Aceh Barat Daya – Rencana pembangunan Batalyon TNI di Kabupaten Aceh Barat Daya (Abdya) menuai gelombang penolakan keras. Jaringan Aneuk Syuhada (JASA) Abdya menyebut kebijakan itu sebagai bentuk provokasi terbuka dan pengkhianatan terhadap perjanjian damai Aceh.
Ketua JASA Abdya, Said Fadhli, mengingatkan pemerintah pusat untuk tidak bermain api di atas bara luka masyarakat Aceh. Ia menyebut pembangunan markas militer di tanah bekas konflik sebagai tindakan brutal yang bisa memicu ledakan sosial baru.
“Pembangunan Batalyon di Abdya adalah tindakan sembrono. Ini bukan hanya persoalan infrastruktur militer, tapi serangan terhadap ingatan kolektif dan martabat rakyat Aceh,” kata Said dalam keterangannya pada media ini, Kamis (7/8/2025) malam.
Said menegaskan, jika pemerintah tetap memaksakan agenda tersebut, JASA bersama rakyat akan turun ke jalan. Ia bahkan tak segan menyebut bahwa gerakan perlawanan bisa kembali muncul jika substansi MoU Helsinki terus diabaikan.
“Kalau pemerintah terus menginjak-injak MoU Helsinki dan UUPA, jangan salahkan kami jika rakyat Aceh kembali menuntut kemerdekaan. Karena ini sudah terlalu jauh,” ujarnya lantang.

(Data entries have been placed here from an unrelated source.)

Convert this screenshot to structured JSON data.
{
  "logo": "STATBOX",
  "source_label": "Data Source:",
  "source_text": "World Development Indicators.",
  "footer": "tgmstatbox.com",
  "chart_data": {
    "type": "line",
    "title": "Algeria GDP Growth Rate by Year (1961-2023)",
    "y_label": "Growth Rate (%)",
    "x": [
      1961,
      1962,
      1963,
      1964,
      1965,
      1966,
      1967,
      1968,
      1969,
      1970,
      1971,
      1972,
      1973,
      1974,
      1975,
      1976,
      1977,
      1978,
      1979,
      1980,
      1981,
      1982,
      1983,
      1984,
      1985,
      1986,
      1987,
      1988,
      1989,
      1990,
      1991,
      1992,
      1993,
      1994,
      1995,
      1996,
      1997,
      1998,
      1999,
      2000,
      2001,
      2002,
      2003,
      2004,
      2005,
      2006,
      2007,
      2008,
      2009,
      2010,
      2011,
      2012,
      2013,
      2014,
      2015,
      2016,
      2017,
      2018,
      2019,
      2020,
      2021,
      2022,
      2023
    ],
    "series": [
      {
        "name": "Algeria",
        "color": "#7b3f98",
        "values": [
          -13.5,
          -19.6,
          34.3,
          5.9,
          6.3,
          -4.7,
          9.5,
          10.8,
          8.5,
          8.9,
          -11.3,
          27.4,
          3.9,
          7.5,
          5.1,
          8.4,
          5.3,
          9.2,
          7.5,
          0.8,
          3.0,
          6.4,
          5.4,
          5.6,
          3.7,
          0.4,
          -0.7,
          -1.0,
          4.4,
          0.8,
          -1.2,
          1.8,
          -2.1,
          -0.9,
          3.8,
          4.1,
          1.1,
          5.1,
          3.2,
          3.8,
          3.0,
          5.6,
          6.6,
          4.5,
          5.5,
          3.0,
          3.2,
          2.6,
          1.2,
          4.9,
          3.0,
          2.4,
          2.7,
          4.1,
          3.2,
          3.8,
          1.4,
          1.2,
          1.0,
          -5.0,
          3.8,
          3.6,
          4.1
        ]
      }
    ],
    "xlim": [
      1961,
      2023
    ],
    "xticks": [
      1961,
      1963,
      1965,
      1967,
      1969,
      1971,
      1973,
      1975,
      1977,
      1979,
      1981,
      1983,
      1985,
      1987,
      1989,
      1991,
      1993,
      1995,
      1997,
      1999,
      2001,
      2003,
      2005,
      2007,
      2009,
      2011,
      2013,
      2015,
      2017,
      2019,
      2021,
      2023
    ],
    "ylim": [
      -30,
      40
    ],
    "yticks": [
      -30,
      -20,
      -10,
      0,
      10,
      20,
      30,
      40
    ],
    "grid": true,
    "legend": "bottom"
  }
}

Lebih jauh, Said menyinggung peran negara yang belum menuntaskan berbagai pelanggaran HAM di Aceh. Ia mengaku menjadi salah satu anak korban konflik yang kehilangan ayah secara misterius.
“Ayah saya dibunuh tanpa proses hukum, tanpa keadilan, tanpa kuburan. Sampai hari ini, negara diam. Lalu sekarang kalian datang dengan Batalyon? Ini penghinaan,” tegasnya.
Menurutnya, pembangunan markas militer di Abdya justru akan mencederai semangat rekonsiliasi dan membuka kembali luka yang belum sembuh.
“Ini bukan proyek biasa. Ini upaya menghapus ingatan perjuangan dan penderitaan rakyat Aceh. Pemerintah pusat harus tahu diri dan tahu sejarah,” ucapnya.
Said juga mengingatkan, kedamaian Aceh tidak dibeli dengan program atau proyek, tapi dibayar mahal dengan darah dan kehilangan. Jika pemerintah tetap memilih jalur represif, ia menyebut gejolak perlawanan adalah konsekuensi yang tak bisa dihindari.
“Damai ini lahir dari luka, bukan dari belas kasih Jakarta. Jangan pernah mengira rakyat Aceh sudah lupa, apalagi menyerah,” tutupnya.